VIII. Acta S. Bartholomæi. — Nous en avons, sous le titre de Martyrium S. Bartholomæi, une πράξις, par le pseudo-Abdias, publiée en grec pour la première fois par Tischendorf, Acta Apostolorum apocrypha, p. 243-260, en latin à peu près littéralement traduite dans les Bollandistes, Acta sanctorum augusti, t. v (1741), p. 34-38. Ce qui nous reste là est très sensiblement entaché de nestorianisme.
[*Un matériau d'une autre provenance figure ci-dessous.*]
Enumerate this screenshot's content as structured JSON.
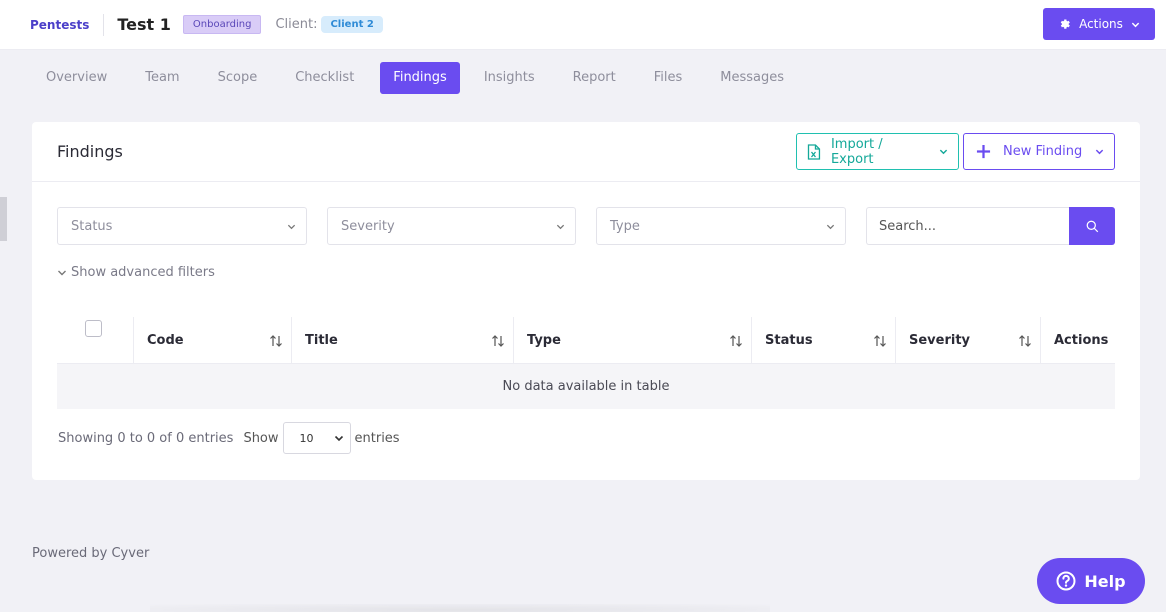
{
  "header": {
    "brand": "Pentests",
    "project_title": "Test 1",
    "status_badge": "Onboarding",
    "client_label": "Client:",
    "client_name": "Client 2",
    "actions_label": "Actions"
  },
  "tabs": [
    {
      "label": "Overview",
      "active": false
    },
    {
      "label": "Team",
      "active": false
    },
    {
      "label": "Scope",
      "active": false
    },
    {
      "label": "Checklist",
      "active": false
    },
    {
      "label": "Findings",
      "active": true
    },
    {
      "label": "Insights",
      "active": false
    },
    {
      "label": "Report",
      "active": false
    },
    {
      "label": "Files",
      "active": false
    },
    {
      "label": "Messages",
      "active": false
    }
  ],
  "card": {
    "title": "Findings",
    "import_export_label": "Import / Export",
    "new_finding_label": "New Finding"
  },
  "filters": {
    "status_placeholder": "Status",
    "severity_placeholder": "Severity",
    "type_placeholder": "Type",
    "search_placeholder": "Search...",
    "advanced_label": "Show advanced filters"
  },
  "table": {
    "columns": [
      "Code",
      "Title",
      "Type",
      "Status",
      "Severity",
      "Actions"
    ],
    "empty_message": "No data available in table"
  },
  "pagination": {
    "showing_text": "Showing 0 to 0 of 0 entries",
    "show_label": "Show",
    "page_length": "10",
    "entries_label": "entries"
  },
  "footer": {
    "powered_by": "Powered by Cyver"
  },
  "help": {
    "label": "Help"
  },
  "colors": {
    "accent": "#6a4cf0",
    "teal": "#14a899",
    "background": "#f1f1f6"
  }
}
D’après M. Lipsius, t. ii, 2, p. 71, ce Martyrium ne daterait que de la seconde moitié du Ve siècle, ou de la première moitié du vie ; mais il dépendrait d’un récit purement juif, d’une date fort ancienne.
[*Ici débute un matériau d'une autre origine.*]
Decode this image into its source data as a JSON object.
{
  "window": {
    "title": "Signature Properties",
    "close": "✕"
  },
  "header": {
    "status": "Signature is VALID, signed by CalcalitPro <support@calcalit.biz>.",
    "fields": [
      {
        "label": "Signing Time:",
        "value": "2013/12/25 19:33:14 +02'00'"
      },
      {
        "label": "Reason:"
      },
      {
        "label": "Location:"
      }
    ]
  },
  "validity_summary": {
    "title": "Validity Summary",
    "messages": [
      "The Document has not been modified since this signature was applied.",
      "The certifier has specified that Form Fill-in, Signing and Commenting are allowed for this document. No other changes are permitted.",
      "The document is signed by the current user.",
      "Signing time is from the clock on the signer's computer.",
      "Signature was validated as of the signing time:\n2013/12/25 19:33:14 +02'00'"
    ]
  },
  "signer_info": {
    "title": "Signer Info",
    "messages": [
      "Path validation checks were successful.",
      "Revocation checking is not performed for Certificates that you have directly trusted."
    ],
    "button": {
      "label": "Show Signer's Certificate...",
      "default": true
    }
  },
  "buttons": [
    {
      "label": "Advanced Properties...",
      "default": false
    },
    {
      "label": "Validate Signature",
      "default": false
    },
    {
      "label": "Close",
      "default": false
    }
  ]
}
IX. Acta S. Barnabæ. — Un texte grec en a été publié par le P. Papebroch, Bolland., Acta sanctorum junii, t. ii (1698), p. 431-435, et réédité par Tischendorf, Acta Apostolorum apocrypha, p. 64-74. Ces Acta sont mis sous le nom de l’évangéliste saint Marc, comme les Acta S. Bartholomæi sont mis sous le nom de Craton, disciple des Apôtres, et ils sont un pastiche catholique des Actes canoniques des Apôtres. Cet apocryphe, sûrement antérieur à la fin du Ve siècle, puisqu’il est oublié déjà de l’auteur grec de l’Inventio reliquiarum S. Barnabæ, lequel est de la fin du Ve siècle ou du commencement du vie, Bolland., ouvr. cit., p. 436-452 ; cet apocryphe, dis-je, serait, d’après M. Lipsius, fondé sur des Acta vraisemblablement gnostiques de la seconde moitié du iiie siècle au plus tôt.
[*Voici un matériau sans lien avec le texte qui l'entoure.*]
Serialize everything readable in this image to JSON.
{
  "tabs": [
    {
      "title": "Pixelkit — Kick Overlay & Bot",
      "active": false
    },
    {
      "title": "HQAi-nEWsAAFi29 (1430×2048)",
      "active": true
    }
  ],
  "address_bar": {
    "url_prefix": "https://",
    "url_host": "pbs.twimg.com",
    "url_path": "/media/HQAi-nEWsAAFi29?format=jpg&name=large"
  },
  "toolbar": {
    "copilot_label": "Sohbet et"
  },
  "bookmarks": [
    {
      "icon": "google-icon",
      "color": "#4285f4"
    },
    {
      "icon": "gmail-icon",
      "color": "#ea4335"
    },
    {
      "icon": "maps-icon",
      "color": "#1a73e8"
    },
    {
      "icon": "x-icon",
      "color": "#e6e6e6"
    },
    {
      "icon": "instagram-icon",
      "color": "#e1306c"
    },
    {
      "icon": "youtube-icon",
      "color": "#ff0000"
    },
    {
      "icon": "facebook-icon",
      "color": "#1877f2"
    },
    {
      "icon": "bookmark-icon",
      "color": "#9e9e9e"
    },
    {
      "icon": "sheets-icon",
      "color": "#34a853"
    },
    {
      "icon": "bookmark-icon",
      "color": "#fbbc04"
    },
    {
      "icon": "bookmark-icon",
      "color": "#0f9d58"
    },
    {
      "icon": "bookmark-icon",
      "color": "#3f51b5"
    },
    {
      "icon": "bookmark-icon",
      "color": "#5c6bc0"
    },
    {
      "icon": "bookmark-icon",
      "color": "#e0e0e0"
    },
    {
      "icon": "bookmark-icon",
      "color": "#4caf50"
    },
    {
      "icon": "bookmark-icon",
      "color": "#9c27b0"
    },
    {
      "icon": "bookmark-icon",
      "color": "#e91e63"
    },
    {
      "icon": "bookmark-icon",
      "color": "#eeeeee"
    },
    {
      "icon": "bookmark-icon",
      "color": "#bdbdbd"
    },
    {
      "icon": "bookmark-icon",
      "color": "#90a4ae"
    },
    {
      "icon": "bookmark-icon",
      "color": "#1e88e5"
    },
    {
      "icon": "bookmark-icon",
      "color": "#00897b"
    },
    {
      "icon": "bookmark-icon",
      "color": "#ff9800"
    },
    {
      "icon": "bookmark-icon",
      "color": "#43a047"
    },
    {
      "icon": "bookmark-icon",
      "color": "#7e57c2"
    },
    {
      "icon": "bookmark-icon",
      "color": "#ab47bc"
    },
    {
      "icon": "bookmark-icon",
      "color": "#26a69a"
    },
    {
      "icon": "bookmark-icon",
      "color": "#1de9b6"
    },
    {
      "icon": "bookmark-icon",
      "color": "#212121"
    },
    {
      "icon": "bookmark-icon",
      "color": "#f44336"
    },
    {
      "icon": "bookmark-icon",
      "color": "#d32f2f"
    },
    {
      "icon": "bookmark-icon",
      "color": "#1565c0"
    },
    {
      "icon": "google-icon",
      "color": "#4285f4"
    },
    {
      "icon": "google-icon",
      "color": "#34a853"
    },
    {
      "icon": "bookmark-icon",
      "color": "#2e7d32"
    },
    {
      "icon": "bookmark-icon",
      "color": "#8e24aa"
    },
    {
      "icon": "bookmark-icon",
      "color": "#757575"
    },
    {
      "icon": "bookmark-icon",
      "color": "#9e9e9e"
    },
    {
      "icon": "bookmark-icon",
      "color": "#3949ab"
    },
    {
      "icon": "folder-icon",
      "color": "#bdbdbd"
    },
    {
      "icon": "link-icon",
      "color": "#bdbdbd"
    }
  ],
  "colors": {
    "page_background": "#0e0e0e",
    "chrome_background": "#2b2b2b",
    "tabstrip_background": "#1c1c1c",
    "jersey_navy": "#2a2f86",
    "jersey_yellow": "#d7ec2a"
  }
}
X. Doctrina Addai. — Elle représente ici tous les actes de Thaddée : c’est le récit de la mission de Thaddée ( = Addaï) et d’Aggée à Édesse. Elle a été publiée en syriaque, qui est l’original, par Cureton, Ancient Syriac documents, Londres, 1864, et étudiée par M. Lipsius dans une monographie à part, Die edessenische Abgar-Sage, Brunswick, 1880, et tout récemment par M. l’abbé Tixeront, Les origines de l’Église d’Édesse, Paris, 1888. Voyez l’article Abgar de ce dictionnaire, et aussi Bulletin critique, 1889, p. 41-48. La Doctrina Addai est une œuvre catholique de la fin du iii e siècle ou du commencement du iv e ; mais elle a eu pour source une légende écrite syriaque plus ancienne, connue de l'historien Eusèbe, remontant à la première moiitié du iii e siècle, et que l'on est convenu de désigner sous le nom d’Acta edessena. Des Acta Thaddæi grecs, datant de la première moitié du iv e siècle, mais tributaires de la Doctrina Addai, ont été publiés pour la première fois par Tischendorf, Acta Apostolorum apocrypha, p. 261-265.